Dernier amour avant liquidation de Pierre Ahnne.jpg Cinquième roman de Pierre Ahnne, écrivain dont on ignorait à peu près tout jusqu'ici, Dernier amour avant liquidation est une bonne surprise, qui a le mérite de ne pas se laisser piéger par les travers habituels du roman psychologique à la française. L'histoire tient en une phrase, avec laquelle l'auteur s'amuse tout au long du roman : « un homme décide de se suicider. Il part sur les côtes normandes pour se jeter dans la mer. »

La balade de la mer sucrée

A partir de cette ligne assez mince, Ahnne traîne son personnage désabusé avec une belle élégance mélancolique de bord de mer, un air (marin) de lassitude existentielle et une énergie qui, bien que tout à fait improbable, permet au roman de tenir la distance. Là où d'autres (on n'ose imaginer ce qu'une Anna Gavalda ou un Marc Lévy auraient pu broder sur le même thème) en auraient fait des tonnes et sombré tête la première dans le pathos, Ahnne est suffisamment malin pour ne pas ancrer son narrateur dans une vie bien définie : on ne saura pas ce qui l'a amené vers l'idée de mettre fin à ses jours, on ne saura pas qui il est, ce qu'il fait, ce qui pourrait vraiment le faire changer d'avis.

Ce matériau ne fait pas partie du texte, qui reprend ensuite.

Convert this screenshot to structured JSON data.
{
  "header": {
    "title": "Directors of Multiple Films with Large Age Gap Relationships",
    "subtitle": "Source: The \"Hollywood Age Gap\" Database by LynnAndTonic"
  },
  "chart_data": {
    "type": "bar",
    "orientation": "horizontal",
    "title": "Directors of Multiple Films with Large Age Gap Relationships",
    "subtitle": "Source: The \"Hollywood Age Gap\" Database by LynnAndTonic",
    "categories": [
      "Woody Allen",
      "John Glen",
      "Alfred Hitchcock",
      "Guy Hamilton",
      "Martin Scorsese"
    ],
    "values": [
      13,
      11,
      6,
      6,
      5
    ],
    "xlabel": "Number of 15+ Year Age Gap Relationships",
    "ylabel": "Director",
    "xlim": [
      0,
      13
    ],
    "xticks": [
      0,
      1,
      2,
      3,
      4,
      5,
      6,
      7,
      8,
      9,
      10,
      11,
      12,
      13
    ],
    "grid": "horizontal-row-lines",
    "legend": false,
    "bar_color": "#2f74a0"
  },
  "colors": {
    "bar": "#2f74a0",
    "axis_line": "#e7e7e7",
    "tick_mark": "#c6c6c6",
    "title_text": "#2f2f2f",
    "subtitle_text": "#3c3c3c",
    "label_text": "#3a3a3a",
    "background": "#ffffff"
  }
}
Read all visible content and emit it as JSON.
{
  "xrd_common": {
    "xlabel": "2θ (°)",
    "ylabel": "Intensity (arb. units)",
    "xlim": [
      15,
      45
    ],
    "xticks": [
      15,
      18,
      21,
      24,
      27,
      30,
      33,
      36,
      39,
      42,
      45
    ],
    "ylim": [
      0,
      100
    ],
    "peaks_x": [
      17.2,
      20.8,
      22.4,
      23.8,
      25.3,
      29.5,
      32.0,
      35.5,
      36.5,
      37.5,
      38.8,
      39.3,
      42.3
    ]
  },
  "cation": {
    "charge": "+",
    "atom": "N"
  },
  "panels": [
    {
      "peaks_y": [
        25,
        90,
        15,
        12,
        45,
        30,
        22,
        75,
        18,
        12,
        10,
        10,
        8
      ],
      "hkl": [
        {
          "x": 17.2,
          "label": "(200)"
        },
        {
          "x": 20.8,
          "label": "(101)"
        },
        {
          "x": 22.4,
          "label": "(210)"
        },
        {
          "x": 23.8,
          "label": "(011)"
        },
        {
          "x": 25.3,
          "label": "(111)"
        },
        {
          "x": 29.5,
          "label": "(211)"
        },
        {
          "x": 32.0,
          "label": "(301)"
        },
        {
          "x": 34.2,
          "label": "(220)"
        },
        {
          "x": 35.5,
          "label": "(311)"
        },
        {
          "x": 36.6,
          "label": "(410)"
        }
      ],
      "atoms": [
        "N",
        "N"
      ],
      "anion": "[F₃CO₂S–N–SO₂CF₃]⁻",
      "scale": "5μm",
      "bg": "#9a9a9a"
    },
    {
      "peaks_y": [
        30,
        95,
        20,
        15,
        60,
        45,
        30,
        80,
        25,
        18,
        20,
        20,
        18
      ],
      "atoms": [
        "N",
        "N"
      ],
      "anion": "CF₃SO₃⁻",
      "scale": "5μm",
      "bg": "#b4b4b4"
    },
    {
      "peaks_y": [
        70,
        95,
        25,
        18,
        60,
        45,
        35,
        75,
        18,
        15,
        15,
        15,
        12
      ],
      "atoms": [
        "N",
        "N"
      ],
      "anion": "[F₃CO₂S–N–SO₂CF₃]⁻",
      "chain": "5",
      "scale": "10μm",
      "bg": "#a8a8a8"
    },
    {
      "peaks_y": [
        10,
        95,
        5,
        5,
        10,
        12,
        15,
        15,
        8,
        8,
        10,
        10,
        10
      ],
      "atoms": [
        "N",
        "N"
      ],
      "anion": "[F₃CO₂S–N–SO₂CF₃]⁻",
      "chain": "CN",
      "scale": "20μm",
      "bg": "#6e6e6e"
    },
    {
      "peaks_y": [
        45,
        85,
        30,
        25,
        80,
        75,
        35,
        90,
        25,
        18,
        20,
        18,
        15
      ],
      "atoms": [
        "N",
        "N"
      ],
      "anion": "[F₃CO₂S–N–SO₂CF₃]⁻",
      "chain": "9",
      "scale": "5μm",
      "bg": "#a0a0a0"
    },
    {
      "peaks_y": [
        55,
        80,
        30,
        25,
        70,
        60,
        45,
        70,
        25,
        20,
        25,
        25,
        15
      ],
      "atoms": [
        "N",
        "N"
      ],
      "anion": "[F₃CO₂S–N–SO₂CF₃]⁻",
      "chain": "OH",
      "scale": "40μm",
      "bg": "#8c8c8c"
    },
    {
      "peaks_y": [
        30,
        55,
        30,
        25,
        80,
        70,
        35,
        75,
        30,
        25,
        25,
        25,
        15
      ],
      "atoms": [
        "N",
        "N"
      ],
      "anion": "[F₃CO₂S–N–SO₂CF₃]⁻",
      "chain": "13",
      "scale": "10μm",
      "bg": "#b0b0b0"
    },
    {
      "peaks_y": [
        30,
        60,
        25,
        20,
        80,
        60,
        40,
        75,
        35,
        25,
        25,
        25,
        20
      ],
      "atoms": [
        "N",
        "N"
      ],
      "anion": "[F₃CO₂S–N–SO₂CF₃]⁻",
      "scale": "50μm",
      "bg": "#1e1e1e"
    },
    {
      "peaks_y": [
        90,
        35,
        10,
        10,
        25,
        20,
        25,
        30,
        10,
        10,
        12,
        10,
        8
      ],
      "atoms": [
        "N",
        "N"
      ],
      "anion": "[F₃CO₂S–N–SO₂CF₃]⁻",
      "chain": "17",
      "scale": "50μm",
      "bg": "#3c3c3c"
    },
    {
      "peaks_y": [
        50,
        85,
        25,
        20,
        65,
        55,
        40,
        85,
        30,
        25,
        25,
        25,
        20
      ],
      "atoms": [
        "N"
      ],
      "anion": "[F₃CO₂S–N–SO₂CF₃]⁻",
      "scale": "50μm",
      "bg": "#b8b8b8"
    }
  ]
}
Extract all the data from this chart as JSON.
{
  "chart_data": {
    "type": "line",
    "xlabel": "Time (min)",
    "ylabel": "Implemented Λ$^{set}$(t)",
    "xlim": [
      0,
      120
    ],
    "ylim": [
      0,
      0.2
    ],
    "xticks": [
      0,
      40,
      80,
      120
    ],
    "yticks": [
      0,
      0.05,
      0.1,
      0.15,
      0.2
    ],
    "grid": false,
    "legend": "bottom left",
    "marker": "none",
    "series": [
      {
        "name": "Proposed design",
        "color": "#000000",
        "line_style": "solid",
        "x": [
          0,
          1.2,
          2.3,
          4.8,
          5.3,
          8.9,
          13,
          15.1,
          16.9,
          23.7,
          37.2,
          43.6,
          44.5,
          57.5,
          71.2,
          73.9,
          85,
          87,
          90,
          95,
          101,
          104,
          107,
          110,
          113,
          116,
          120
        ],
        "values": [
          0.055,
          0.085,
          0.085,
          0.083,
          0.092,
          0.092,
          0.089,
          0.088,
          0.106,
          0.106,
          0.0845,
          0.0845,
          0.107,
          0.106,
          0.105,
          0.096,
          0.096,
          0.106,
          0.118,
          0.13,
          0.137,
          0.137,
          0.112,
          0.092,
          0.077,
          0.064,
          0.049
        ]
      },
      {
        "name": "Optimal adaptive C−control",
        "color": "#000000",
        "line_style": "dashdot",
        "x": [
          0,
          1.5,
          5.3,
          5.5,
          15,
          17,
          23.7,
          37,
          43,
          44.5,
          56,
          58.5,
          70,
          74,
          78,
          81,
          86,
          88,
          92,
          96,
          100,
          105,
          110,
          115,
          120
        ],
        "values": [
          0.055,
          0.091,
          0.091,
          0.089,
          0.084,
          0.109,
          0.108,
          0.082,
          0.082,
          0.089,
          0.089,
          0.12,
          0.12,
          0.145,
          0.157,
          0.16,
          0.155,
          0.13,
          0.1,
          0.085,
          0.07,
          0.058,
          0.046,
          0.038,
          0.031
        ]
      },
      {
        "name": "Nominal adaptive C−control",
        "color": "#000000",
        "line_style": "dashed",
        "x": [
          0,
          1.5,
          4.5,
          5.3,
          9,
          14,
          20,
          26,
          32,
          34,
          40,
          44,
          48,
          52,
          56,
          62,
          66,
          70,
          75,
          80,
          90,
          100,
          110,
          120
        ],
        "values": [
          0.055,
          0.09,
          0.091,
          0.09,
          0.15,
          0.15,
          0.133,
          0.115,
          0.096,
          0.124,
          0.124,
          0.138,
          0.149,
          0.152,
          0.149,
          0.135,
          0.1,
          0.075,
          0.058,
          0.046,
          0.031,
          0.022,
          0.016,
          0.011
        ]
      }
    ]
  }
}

L'homme loue une chambre d'hôtel et promène sa carcasse condamnée dans le décor propice d'une station balnéaire, histoire de mettre quelques jours d'errance et de petit confort entre sa mort et lui. Ce qui peut paraître comme une bonne idée (se laisser glisser lentement vers la mort plutôt que de se suicider à la va vite) va s'avérer une stratégie risquée. La vie est comme la chienlit : elle s'infiltre partout. L'homme, tandis qu'il avale un plateau de fruits de mer, fait la connaissance d'une femme (rousse, donc) qui pourrait bien avoir les mêmes intentions que lui. Ils causent, ils baisent dans la belle maison de vacances de celle-ci et voilà que la vie repart malgré elle, mais rendue cette fois au hasard et à la déraison.

 

Coquillage on est mal

Les personnages d'Ahnne sonnent comme des coquillages de bord de plage. Leur chair est translucide et maigre mais ils dégagent une petite musique humaine lorsqu'on les place contre l'oreille. L'homme et la femme se cramponnent l'un à l'autre. Elle ne va pas bien, est mariée, a une fille adolescente. On apprend qu'elle est professeur et qu'elle est régulièrement « mise en congés » par sa hiérarchie, ce qui est assez inquiétant. Ils font des aller-retour entre la maison et l'hôtel, le restaurant et le front de mer. Le narrateur se pose quelques questions qui ne sont pas ce qu'il y a de plus réussi dans le livre, puisque rien ne peut être vrai ici (encore moins quand le mari débarque). L'analyse psychologique ne fonctionne pas : c'est à la fois la faiblesse et la force du livre. Les personnages sont toc et produisent ainsi de l'étrange, une sorte de comique de situation permanent et un effet absurde qui ne sont pas sans rappeler (la langue en moins) les premiers romans de Régis Jauffret Histoire d'Amour, Clémence Picot,...). Ahnne fonce alors vers une fin presque épique à l'échelle de ce roman vignette tout à fait convaincante. L'auteur s'emmêle techniquement dans les déplacements et le passage des jours (le plan séquence ne rend pas justice à ce qui se passe) mais réussit quelques belles scènes de drame sentimental : un gigot d'agneau saignant qui vole à travers la pièce, une noyade bidon bien embarquée, le Grand Amour, un gynécologue mari complaisant,....

Au final, ce Dernier amour avant liquidation laisse la belle impression de glisser sur nous avec beaucoup de délicatesse et de précision, déposant une trace cafardeuse, sentimentale et fantaisiste qui ne s'effacera pas si facilement. En refusant de suivre et de clôturer les pistes romanesques qu'il a ouvertes, Ahnne réussit son pari de décrire une dérive et une vie d'homme comme si elles avaient un sens. Le roman laisse sur sa fin et pas sur sa faim. C'est tout à son honneur d'oser nous laisser ainsi sur le flanc, en plan et le nez en l'air.